4.4. TTS Audio Quality

Informal listening tests conducted across Arabic, German, Russian, and Spanish outputs indicated intelligible and naturally paced narration in all tested languages. Cross-lingual voice cloning with cfg_weight=0.0 was qualitatively rated as more natural than higher cfg_weight values, consistent with findings reported in the Chatterbox technical documentation. Languages not natively supported by Chatterbox at the time of production (e.g., Kyrgyz, Pashto, Turkmen) were excluded from audio output pending model updates.

5. Discussion

5.1. Scalability

The modular design of the pipeline means that adding a new target language requires only two changes: appending the language name to lan.txt and adding the corresponding language code to the LANG_MAP dictionary. Similarly, new storybooks can be introduced by placing additional PDFs in the source directory. The resume mechanism in both translation and TTS stages ensures that incremental additions do not trigger full reprocessing of existing outputs.

5.2. Privacy and Cost

The choice of a locally hosted LLM—as opposed to a commercial cloud API such as GPT-4 or Google Translate—was deliberate. It eliminates recurring per-token costs for batch translation of $53\times 9\mathrm{text}\mathrm{pages}\times 34\mathrm{languages}\approx 16,000\mathrm{translation}\mathrm{units}$, and ensures that no copyrighted storybook content is transmitted to third-party servers. This consideration is particularly relevant for educational materials produced by a governmental organisation.

5.3. Limitations

The current pipeline has several limitations. First, TTS audio is currently unavailable for 19 of the 34 target languages due to model coverage constraints; this gap is expected to narrow as multilingual TTS research progresses. Second, translation quality has not been evaluated through formal human assessment or automated metrics such as BLEU [10] or COMET [11]; such evaluation is planned as future work.

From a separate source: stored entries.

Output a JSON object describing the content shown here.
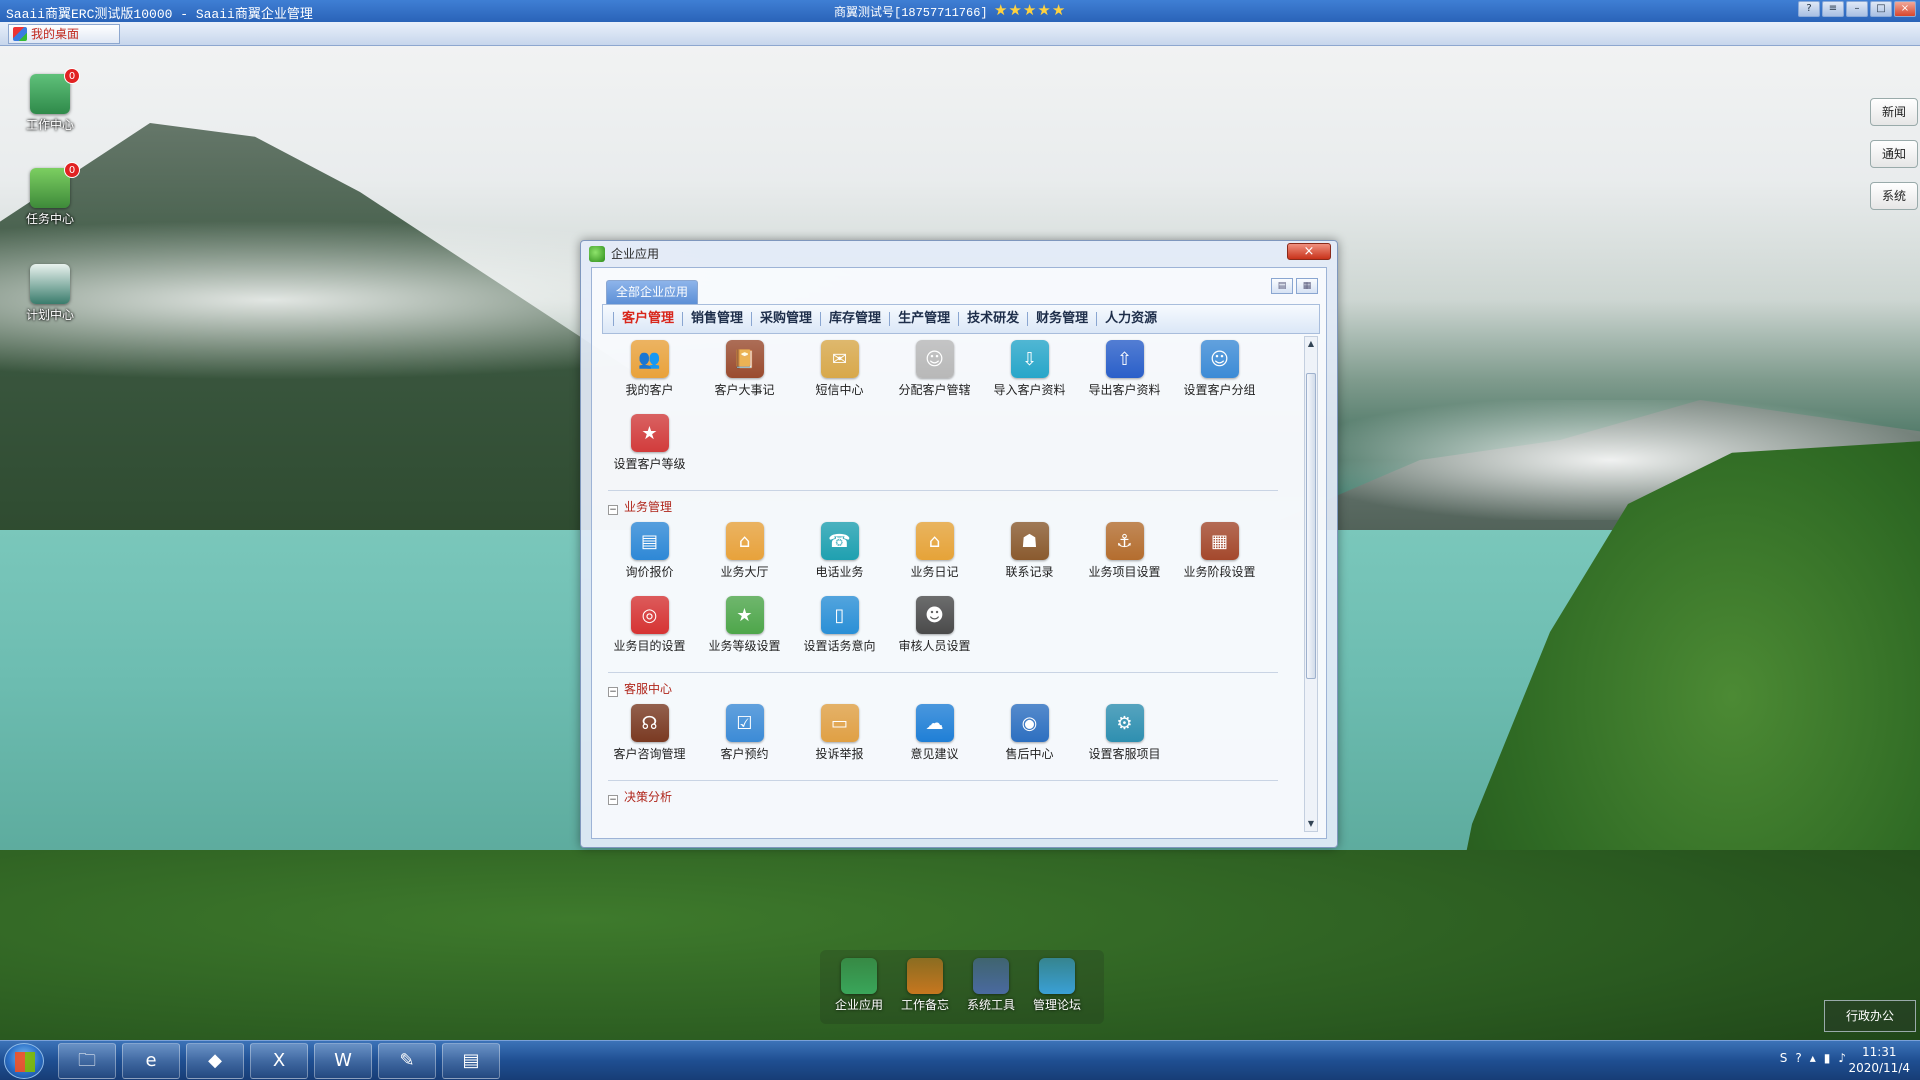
{
  "titlebar": {
    "app_title": "Saaii商翼ERC测试版10000 - Saaii商翼企业管理",
    "user_info": "商翼测试号[18757711766]",
    "rating": {
      "value": 5,
      "max": 5
    },
    "controls": [
      "?",
      "≡",
      "–",
      "□",
      "×"
    ]
  },
  "tabbar": {
    "desktop_tab": "我的桌面"
  },
  "desktop_icons": [
    {
      "label": "工作中心",
      "badge": "0",
      "color": "#2f8a4a"
    },
    {
      "label": "任务中心",
      "badge": "0",
      "color": "#3e8a3a"
    },
    {
      "label": "计划中心",
      "badge": "",
      "color": "#3a7c6c"
    }
  ],
  "side_buttons": [
    "新闻",
    "通知",
    "系统"
  ],
  "window": {
    "title": "企业应用",
    "close": "×",
    "tab_all": "全部企业应用",
    "view_buttons": [
      "▤",
      "▦"
    ],
    "categories": [
      "客户管理",
      "销售管理",
      "采购管理",
      "库存管理",
      "生产管理",
      "技术研发",
      "财务管理",
      "人力资源"
    ],
    "active_category": "客户管理",
    "sections": [
      {
        "title": "",
        "apps": [
          {
            "label": "我的客户",
            "icon": "users-icon",
            "color": "#e9a23b",
            "glyph": "👥"
          },
          {
            "label": "客户大事记",
            "icon": "notebook-icon",
            "color": "#9a4b2e",
            "glyph": "📔"
          },
          {
            "label": "短信中心",
            "icon": "message-icon",
            "color": "#d8a84a",
            "glyph": "✉"
          },
          {
            "label": "分配客户管辖",
            "icon": "assign-icon",
            "color": "#b8b8b8",
            "glyph": "☺"
          },
          {
            "label": "导入客户资料",
            "icon": "import-icon",
            "color": "#27a6c9",
            "glyph": "⇩"
          },
          {
            "label": "导出客户资料",
            "icon": "export-icon",
            "color": "#2a5fc9",
            "glyph": "⇧"
          },
          {
            "label": "设置客户分组",
            "icon": "group-icon",
            "color": "#3c8bd6",
            "glyph": "☺"
          },
          {
            "label": "设置客户等级",
            "icon": "level-icon",
            "color": "#d23c3c",
            "glyph": "★"
          }
        ]
      },
      {
        "title": "业务管理",
        "apps": [
          {
            "label": "询价报价",
            "icon": "quote-icon",
            "color": "#2e88d6",
            "glyph": "▤"
          },
          {
            "label": "业务大厅",
            "icon": "home-icon",
            "color": "#e8a23b",
            "glyph": "⌂"
          },
          {
            "label": "电话业务",
            "icon": "phone-icon",
            "color": "#1fa0b0",
            "glyph": "☎"
          },
          {
            "label": "业务日记",
            "icon": "diary-icon",
            "color": "#e6a338",
            "glyph": "⌂"
          },
          {
            "label": "联系记录",
            "icon": "contact-icon",
            "color": "#8a5a2e",
            "glyph": "☗"
          },
          {
            "label": "业务项目设置",
            "icon": "anchor-icon",
            "color": "#b46d2e",
            "glyph": "⚓"
          },
          {
            "label": "业务阶段设置",
            "icon": "stage-icon",
            "color": "#a4482c",
            "glyph": "▦"
          },
          {
            "label": "业务目的设置",
            "icon": "target-icon",
            "color": "#d63333",
            "glyph": "◎"
          },
          {
            "label": "业务等级设置",
            "icon": "star-icon",
            "color": "#4ea64a",
            "glyph": "★"
          },
          {
            "label": "设置话务意向",
            "icon": "mobile-icon",
            "color": "#2a8fd6",
            "glyph": "▯"
          },
          {
            "label": "审核人员设置",
            "icon": "person-icon",
            "color": "#4a4a4a",
            "glyph": "☻"
          }
        ]
      },
      {
        "title": "客服中心",
        "apps": [
          {
            "label": "客户咨询管理",
            "icon": "headset-icon",
            "color": "#7a3a22",
            "glyph": "☊"
          },
          {
            "label": "客户预约",
            "icon": "appointment-icon",
            "color": "#3c8bd6",
            "glyph": "☑"
          },
          {
            "label": "投诉举报",
            "icon": "complaint-icon",
            "color": "#e0a044",
            "glyph": "▭"
          },
          {
            "label": "意见建议",
            "icon": "bubble-icon",
            "color": "#1f7fd6",
            "glyph": "☁"
          },
          {
            "label": "售后中心",
            "icon": "globe-icon",
            "color": "#2d6fc0",
            "glyph": "◉"
          },
          {
            "label": "设置客服项目",
            "icon": "gear-icon",
            "color": "#2e8fb0",
            "glyph": "⚙"
          }
        ]
      },
      {
        "title": "决策分析",
        "apps": []
      }
    ]
  },
  "dock": [
    {
      "label": "企业应用",
      "icon": "home-icon",
      "color": "#3aa65a"
    },
    {
      "label": "工作备忘",
      "icon": "memo-icon",
      "color": "#c7771f"
    },
    {
      "label": "系统工具",
      "icon": "tools-icon",
      "color": "#4a6aa0"
    },
    {
      "label": "管理论坛",
      "icon": "forum-icon",
      "color": "#3aa0d6"
    }
  ],
  "office_button": "行政办公",
  "taskbar": {
    "apps": [
      "folder-icon",
      "ie-icon",
      "saaii-icon",
      "excel-icon",
      "word-icon",
      "paint-icon",
      "notepad-icon"
    ],
    "clock_time": "11:31",
    "clock_date": "2020/11/4"
  }
}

Third, the HTML flipbook output does not currently include accessibility features such as screen-reader compatibility or keyboard navigation, limiting usability for children with visual impairments.

6. Conclusion

We have presented a fully automated, four-stage pipeline that converts 53 illustrated PDF storybooks into 34-language, AI-narrated interactive digital publications. The system exploits the deterministic page structure of the source corpus for reliable decomposition, uses a locally hosted LLM with carefully engineered prompts for child-appropriate translation, applies smart chunking and zero-shot voice cloning for multilingual narration, and generates HTML5 flipbook publications with synchronised audio. The resulting platform serves the educational diplomacy objectives of Türkiye’s overseas representation network, making culturally rich content accessible to young learners in their native languages.

Future work will focus on:

(i)

expanding TTS coverage to the remaining 19 text-only languages;

(ii)

conducting formal human evaluation of translation and audio quality;

(iii)

integrating accessibility standards (WCAG 2.1); and

(iv)

exploring fine-tuning of translation models on the specific domain of Turkish cultural children’s literature to further improve output fidelity.